Его душило одиночество. Никогда прежде мальчик не покидал стены родного дома. Прочитав свое имя в списке принятых, он понял: начинается новая жизнь, в которой уже не будет места для прошлого. Опытным педагогам не составило труда распознать его дар. Преподавателями по классу фортепиано были Изабелла Венгерова и Рудольф Серкин. Филипп прилежно изучал сольфеджио, на факультативе брал в руки флейту. После занятий он оставался, чтобы сыграть с друзьями пару-тройку камерных произведений. Рояль, служивший когда-то предметом то ли вожделения, то ли ненависти, стал теперь смыслом его жизни. Прикосновения к волшебным черным и белым клавишам отзывались криком испуганной птицы, плеском морской волны, гневным рокотом богов. Этот язык был понятен всей вселенной.

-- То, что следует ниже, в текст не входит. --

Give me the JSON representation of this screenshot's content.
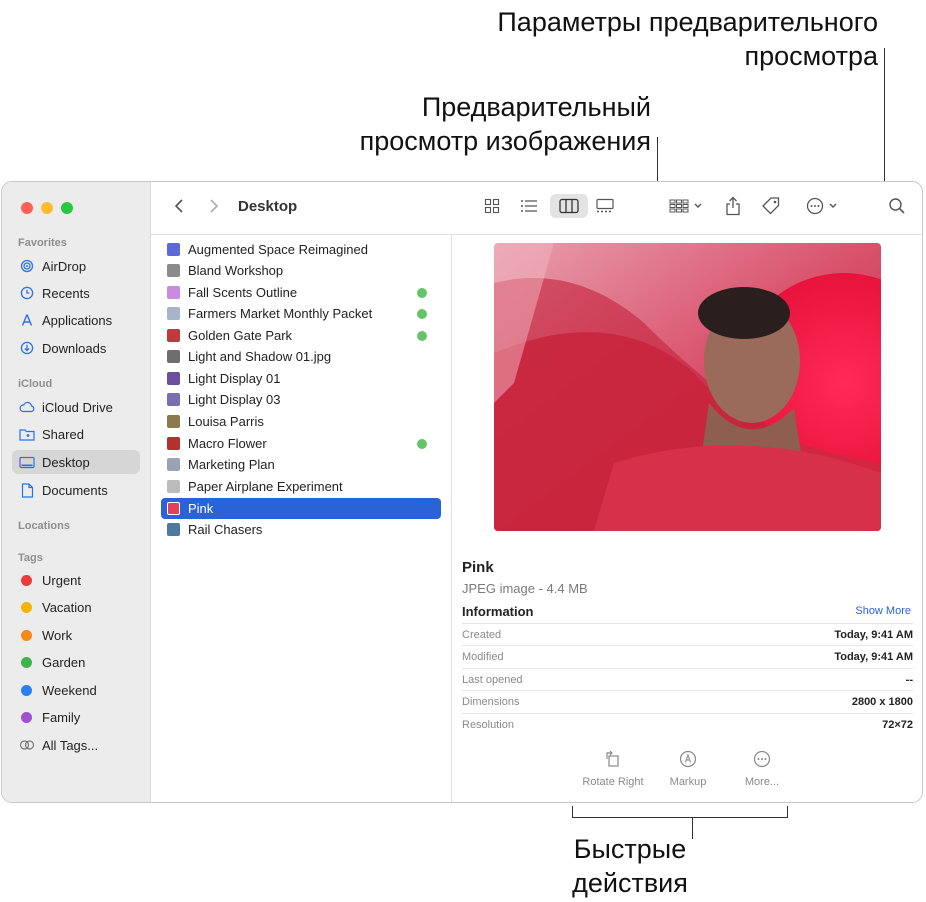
{
  "callouts": {
    "preview_options": [
      "Параметры предварительного",
      "просмотра"
    ],
    "image_preview": [
      "Предварительный",
      "просмотр изображения"
    ],
    "quick_actions": [
      "Быстрые",
      "действия"
    ]
  },
  "sidebar": {
    "favorites_heading": "Favorites",
    "favorites": [
      {
        "label": "AirDrop",
        "icon": "airdrop-icon"
      },
      {
        "label": "Recents",
        "icon": "clock-icon"
      },
      {
        "label": "Applications",
        "icon": "applications-icon"
      },
      {
        "label": "Downloads",
        "icon": "download-icon"
      }
    ],
    "icloud_heading": "iCloud",
    "icloud": [
      {
        "label": "iCloud Drive",
        "icon": "cloud-icon"
      },
      {
        "label": "Shared",
        "icon": "shared-folder-icon"
      },
      {
        "label": "Desktop",
        "icon": "desktop-icon",
        "selected": true
      },
      {
        "label": "Documents",
        "icon": "document-icon"
      }
    ],
    "locations_heading": "Locations",
    "tags_heading": "Tags",
    "tags": [
      {
        "label": "Urgent",
        "color": "#ec3b3b"
      },
      {
        "label": "Vacation",
        "color": "#f2b400"
      },
      {
        "label": "Work",
        "color": "#f08a1c"
      },
      {
        "label": "Garden",
        "color": "#3cb54a"
      },
      {
        "label": "Weekend",
        "color": "#2a7ff0"
      },
      {
        "label": "Family",
        "color": "#a24fd1"
      }
    ],
    "all_tags": "All Tags..."
  },
  "toolbar": {
    "title": "Desktop"
  },
  "files": [
    {
      "name": "Augmented Space Reimagined",
      "color": "#5b6ad6",
      "tag": false
    },
    {
      "name": "Bland Workshop",
      "color": "#8b8b8b",
      "tag": false
    },
    {
      "name": "Fall Scents Outline",
      "color": "#c98be0",
      "tag": true
    },
    {
      "name": "Farmers Market Monthly Packet",
      "color": "#a9b4c8",
      "tag": true
    },
    {
      "name": "Golden Gate Park",
      "color": "#c0393b",
      "tag": true
    },
    {
      "name": "Light and Shadow 01.jpg",
      "color": "#6e6e6e",
      "tag": false
    },
    {
      "name": "Light Display 01",
      "color": "#6b4f9e",
      "tag": false
    },
    {
      "name": "Light Display 03",
      "color": "#7a6db0",
      "tag": false
    },
    {
      "name": "Louisa Parris",
      "color": "#8c7a4f",
      "tag": false
    },
    {
      "name": "Macro Flower",
      "color": "#b3322e",
      "tag": true
    },
    {
      "name": "Marketing Plan",
      "color": "#9aa3b5",
      "tag": false
    },
    {
      "name": "Paper Airplane Experiment",
      "color": "#bcbcbc",
      "tag": false
    },
    {
      "name": "Pink",
      "color": "#e0405a",
      "tag": false,
      "selected": true
    },
    {
      "name": "Rail Chasers",
      "color": "#4f7aa0",
      "tag": false
    }
  ],
  "preview": {
    "name": "Pink",
    "kind": "JPEG image - 4.4 MB",
    "info_heading": "Information",
    "show_more": "Show More",
    "info": [
      {
        "key": "Created",
        "value": "Today, 9:41 AM"
      },
      {
        "key": "Modified",
        "value": "Today, 9:41 AM"
      },
      {
        "key": "Last opened",
        "value": "--"
      },
      {
        "key": "Dimensions",
        "value": "2800 x 1800"
      },
      {
        "key": "Resolution",
        "value": "72×72"
      }
    ],
    "quick_actions": [
      {
        "label": "Rotate Right",
        "icon": "rotate-right-icon"
      },
      {
        "label": "Markup",
        "icon": "markup-icon"
      },
      {
        "label": "More...",
        "icon": "more-icon"
      }
    ]
  }
}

– Первый концерт я дал в восемнадцать, вместе с Детройтским симфоническим оркестром.
– Было страшно?
Он потел от страха. Одно дело – играть перед группой товарищей, и совсем другое – оказаться лицом к лицу с теми, кто за право послушать его заплатил большие в общем-то деньги. Юноша нервно расхаживал за кулисами, когда со спины к нему приблизился менеджер.
– Пора. Иди!
Невозможно забыть чувство, охватившее его на сцене. Послышались ободряющие хлопки, он сел к роялю, и страх тут же улетучился. После этого выступление следовало за выступлением. Ему рукоплескали Европа и Азия, его слава гремела. Предложил свои услуги Уильям Эллерби – самый известный в стране импресарио. Два года спустя о Филиппе Адлере заговорил весь мир.